Circulam rumores na imprensa em que sou acusado de malversação de fundos, e de transações financeiras com entidades suspeitas. Quero usar este espaço para reafirmar aos meus leitores que meu comportamento sempre se pautou pela mais rígida lisura e austeridade no trato da coisa pública. Sempre pugnei por um ideal de compostura e transparência, norteando-me por princípios democráticos consentâneos com a minha história pessoal. Não posso, portanto, admitir que indivíduos inescrupulosos venham assacar leviandades que atingem diretamente a minha probidade e a minha honra.

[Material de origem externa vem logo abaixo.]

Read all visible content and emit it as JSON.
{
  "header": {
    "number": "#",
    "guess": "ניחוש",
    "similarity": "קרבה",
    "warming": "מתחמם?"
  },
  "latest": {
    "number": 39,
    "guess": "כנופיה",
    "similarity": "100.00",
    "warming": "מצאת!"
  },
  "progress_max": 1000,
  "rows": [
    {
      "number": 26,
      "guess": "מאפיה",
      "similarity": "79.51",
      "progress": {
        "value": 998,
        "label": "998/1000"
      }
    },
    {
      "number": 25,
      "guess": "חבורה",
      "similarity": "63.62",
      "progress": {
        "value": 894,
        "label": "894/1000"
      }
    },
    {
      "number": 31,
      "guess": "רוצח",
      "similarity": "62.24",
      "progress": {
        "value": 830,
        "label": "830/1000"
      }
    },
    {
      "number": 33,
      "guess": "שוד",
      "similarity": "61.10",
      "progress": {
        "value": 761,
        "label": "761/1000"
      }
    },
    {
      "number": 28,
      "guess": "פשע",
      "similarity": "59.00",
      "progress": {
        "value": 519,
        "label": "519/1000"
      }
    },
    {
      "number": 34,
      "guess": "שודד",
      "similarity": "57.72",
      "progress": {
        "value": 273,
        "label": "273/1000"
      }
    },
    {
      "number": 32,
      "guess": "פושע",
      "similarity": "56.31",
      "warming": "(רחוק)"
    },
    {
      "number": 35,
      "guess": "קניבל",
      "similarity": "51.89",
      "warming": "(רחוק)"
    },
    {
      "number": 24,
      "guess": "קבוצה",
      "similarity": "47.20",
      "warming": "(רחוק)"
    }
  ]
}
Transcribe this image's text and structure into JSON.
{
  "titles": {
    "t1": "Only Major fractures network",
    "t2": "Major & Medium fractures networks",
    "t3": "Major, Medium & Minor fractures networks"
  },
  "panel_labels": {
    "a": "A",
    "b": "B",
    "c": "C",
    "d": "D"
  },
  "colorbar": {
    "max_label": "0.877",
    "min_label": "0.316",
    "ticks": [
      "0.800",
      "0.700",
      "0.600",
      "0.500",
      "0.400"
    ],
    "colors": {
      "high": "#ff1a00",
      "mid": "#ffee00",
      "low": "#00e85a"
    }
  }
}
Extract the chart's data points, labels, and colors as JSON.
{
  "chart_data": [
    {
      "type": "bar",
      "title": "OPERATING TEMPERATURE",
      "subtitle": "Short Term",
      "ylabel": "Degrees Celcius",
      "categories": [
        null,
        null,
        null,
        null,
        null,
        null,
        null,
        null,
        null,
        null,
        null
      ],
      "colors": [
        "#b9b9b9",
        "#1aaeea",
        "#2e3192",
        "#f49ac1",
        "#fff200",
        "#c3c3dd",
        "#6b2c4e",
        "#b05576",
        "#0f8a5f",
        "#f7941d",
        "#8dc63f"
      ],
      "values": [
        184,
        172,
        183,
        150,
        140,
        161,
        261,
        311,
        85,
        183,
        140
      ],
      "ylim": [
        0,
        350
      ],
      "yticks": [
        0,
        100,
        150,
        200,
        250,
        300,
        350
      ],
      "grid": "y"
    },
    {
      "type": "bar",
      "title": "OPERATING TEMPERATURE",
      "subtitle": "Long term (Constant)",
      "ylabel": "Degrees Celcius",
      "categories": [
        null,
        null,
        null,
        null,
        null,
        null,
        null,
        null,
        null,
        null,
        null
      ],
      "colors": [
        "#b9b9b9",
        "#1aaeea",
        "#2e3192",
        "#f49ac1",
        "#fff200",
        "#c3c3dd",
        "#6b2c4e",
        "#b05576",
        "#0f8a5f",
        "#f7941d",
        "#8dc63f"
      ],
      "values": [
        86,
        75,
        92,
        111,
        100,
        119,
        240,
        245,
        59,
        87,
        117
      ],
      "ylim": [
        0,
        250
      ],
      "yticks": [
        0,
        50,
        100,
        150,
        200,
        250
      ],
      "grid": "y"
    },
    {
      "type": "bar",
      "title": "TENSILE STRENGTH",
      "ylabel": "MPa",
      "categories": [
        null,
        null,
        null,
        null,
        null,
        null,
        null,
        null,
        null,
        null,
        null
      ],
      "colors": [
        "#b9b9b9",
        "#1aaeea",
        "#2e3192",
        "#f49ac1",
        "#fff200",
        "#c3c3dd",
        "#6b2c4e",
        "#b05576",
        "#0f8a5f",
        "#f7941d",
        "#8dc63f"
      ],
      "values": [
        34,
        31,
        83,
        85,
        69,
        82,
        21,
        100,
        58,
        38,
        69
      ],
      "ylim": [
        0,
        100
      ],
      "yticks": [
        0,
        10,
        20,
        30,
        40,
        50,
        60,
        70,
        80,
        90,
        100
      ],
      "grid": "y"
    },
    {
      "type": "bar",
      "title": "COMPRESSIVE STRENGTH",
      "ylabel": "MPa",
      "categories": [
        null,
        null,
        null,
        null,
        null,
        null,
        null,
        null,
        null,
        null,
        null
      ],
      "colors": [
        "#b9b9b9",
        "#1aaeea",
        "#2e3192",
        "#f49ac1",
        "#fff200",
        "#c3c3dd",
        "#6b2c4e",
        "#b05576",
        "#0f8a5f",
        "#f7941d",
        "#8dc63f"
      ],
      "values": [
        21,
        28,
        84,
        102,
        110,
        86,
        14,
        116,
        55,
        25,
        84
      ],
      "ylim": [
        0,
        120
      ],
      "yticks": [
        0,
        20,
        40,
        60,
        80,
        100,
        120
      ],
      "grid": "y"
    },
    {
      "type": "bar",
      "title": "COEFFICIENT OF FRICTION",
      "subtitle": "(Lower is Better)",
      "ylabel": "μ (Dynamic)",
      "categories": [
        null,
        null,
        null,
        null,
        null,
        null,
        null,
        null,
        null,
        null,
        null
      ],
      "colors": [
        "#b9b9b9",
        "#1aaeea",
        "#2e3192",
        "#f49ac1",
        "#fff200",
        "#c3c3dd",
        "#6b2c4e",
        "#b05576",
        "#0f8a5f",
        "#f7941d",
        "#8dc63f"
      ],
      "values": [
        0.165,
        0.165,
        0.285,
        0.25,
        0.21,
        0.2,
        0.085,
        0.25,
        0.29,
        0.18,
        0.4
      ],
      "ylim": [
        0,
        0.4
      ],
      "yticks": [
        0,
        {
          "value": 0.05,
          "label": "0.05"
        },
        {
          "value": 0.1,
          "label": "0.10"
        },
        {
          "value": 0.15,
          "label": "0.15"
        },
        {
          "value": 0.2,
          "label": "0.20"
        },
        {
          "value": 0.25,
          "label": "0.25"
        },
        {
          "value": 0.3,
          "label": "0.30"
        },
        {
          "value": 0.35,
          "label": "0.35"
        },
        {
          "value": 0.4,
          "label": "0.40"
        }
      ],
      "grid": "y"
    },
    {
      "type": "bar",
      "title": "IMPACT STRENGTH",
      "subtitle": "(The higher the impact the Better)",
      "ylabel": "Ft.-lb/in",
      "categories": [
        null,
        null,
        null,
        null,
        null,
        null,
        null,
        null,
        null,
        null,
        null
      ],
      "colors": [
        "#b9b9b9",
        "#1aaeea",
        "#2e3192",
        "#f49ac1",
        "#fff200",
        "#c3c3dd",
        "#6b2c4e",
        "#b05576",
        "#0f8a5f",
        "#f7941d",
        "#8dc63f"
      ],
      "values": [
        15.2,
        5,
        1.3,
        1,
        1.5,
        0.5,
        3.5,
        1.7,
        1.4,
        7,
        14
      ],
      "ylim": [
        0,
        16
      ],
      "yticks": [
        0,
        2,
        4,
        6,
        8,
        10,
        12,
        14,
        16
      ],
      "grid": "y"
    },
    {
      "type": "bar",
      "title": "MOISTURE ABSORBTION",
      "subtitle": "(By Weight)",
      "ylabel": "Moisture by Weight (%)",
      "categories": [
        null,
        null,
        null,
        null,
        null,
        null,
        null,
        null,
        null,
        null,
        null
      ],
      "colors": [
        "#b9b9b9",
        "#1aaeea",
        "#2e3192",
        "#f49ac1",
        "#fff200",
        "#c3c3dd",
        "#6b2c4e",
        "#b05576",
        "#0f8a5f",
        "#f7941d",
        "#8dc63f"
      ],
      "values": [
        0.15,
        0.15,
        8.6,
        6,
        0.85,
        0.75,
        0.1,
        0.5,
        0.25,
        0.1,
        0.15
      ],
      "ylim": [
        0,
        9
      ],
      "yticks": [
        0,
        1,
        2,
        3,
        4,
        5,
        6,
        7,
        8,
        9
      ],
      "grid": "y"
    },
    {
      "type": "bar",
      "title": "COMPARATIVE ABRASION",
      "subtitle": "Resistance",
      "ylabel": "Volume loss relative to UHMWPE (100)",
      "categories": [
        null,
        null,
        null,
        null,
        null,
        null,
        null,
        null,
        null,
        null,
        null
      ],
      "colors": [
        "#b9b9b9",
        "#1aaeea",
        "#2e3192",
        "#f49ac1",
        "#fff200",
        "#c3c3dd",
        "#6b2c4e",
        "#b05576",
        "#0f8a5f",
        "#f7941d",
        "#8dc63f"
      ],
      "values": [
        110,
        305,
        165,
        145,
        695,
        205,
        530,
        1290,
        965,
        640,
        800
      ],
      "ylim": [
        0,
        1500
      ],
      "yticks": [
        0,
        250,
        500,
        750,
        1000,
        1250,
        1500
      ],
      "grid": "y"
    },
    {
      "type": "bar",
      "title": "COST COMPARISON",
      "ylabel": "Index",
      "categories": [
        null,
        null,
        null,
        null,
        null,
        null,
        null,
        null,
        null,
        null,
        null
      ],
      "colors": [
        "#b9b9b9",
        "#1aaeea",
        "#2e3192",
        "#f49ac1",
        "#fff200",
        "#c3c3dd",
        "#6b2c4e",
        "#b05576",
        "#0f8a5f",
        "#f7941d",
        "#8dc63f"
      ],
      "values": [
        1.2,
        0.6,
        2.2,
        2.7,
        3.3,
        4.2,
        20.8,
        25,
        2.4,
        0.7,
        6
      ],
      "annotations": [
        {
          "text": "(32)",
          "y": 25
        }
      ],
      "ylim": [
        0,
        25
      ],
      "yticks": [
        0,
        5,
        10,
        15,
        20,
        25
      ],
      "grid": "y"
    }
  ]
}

    Calma, leitores. Não endoideci, nem fui convocado pela CPI. É que a língua portuguesa (ou brasileira, como quiserem) é uma das coisas que mais me interessam. Em se tratando do nosso idioma, sou um grande "prestador de atenção", como diz o poeta Jessier Quirino. E tenho percebido, ao longo das décadas, um curioso fenômeno. Toda vez que um indivíduo é acusado de desonesto, a temperatura da linguagem dele sobe alguns graus. Quanto mais ele precisa se defender, mais aumenta a febre de falar difícil.

    Vejam bem: não faz a menor diferença se o sujeito é honesto ou não, inocente ou culpado. O que me interessa é a reação lingüística; a síndrome vocabular. É um comportamento instintivo de defesa, algo humano, demasiado humano. Algo parecido com o que acontece com as mulheres, que, num momento de nervosismo ou desorientação levam a mão ao cabelo, para ver se está tudo bem, e com os homens, que em situações de angústia levam a mão ao saco, para ver se ele continua no lugar.

    Minha impressão é de que quando o cara é acusado de desonesto ele vislumbra fugazmente a possibilidade de ir para a cadeia, e a primeira coisa que lhe ocorre é ligar para o advogado. Antes mesmo de pegar o celular e buscar o advogado propriamente dito, ele recorre ao advogado virtual que todo brasileiro traz dentro de si: um conjunto de palavras latinas (vade mecum, habeas corpus, sursis...) e aquele vocabulário barroco que é o mais típico cacoete dos nobres causídicos, assim como a péssima caligrafia é cacoete dos médicos. Ao se sentir no banco dos réus, o sujeito vira defensor-público de si mesmo.

    E tem uma outra coisa. No país dos bacharéis, no país dos beletristas, no país em que alfabetização é privilégio de classe e cultura literária é luxo das elites, o sujeito sabe que basta falar difícil para já ir se inocentando. Essa coisa de ter roubado, de ter sonegado, de ter matado, de ter traficado, é coisa pra quem diz vambora, cumequié, bróde, mermão, tá ligado. Um cidadão capaz de usar com propriedade expressões como objurgatória, exprobrar ou data vênia não pode ser um bandido. Basta dirigir-se ao colendo tribunal ou ao ínclito colega... e tudo fica entre colegas, entre pares, entre iguais. E a pátria continua tranqüila, pelo menos enquanto os habitantes das bocas-de-fumo e os inquilinos de Bangu 1 não quebrarem o código do "Aurélio" e do "Houaiss".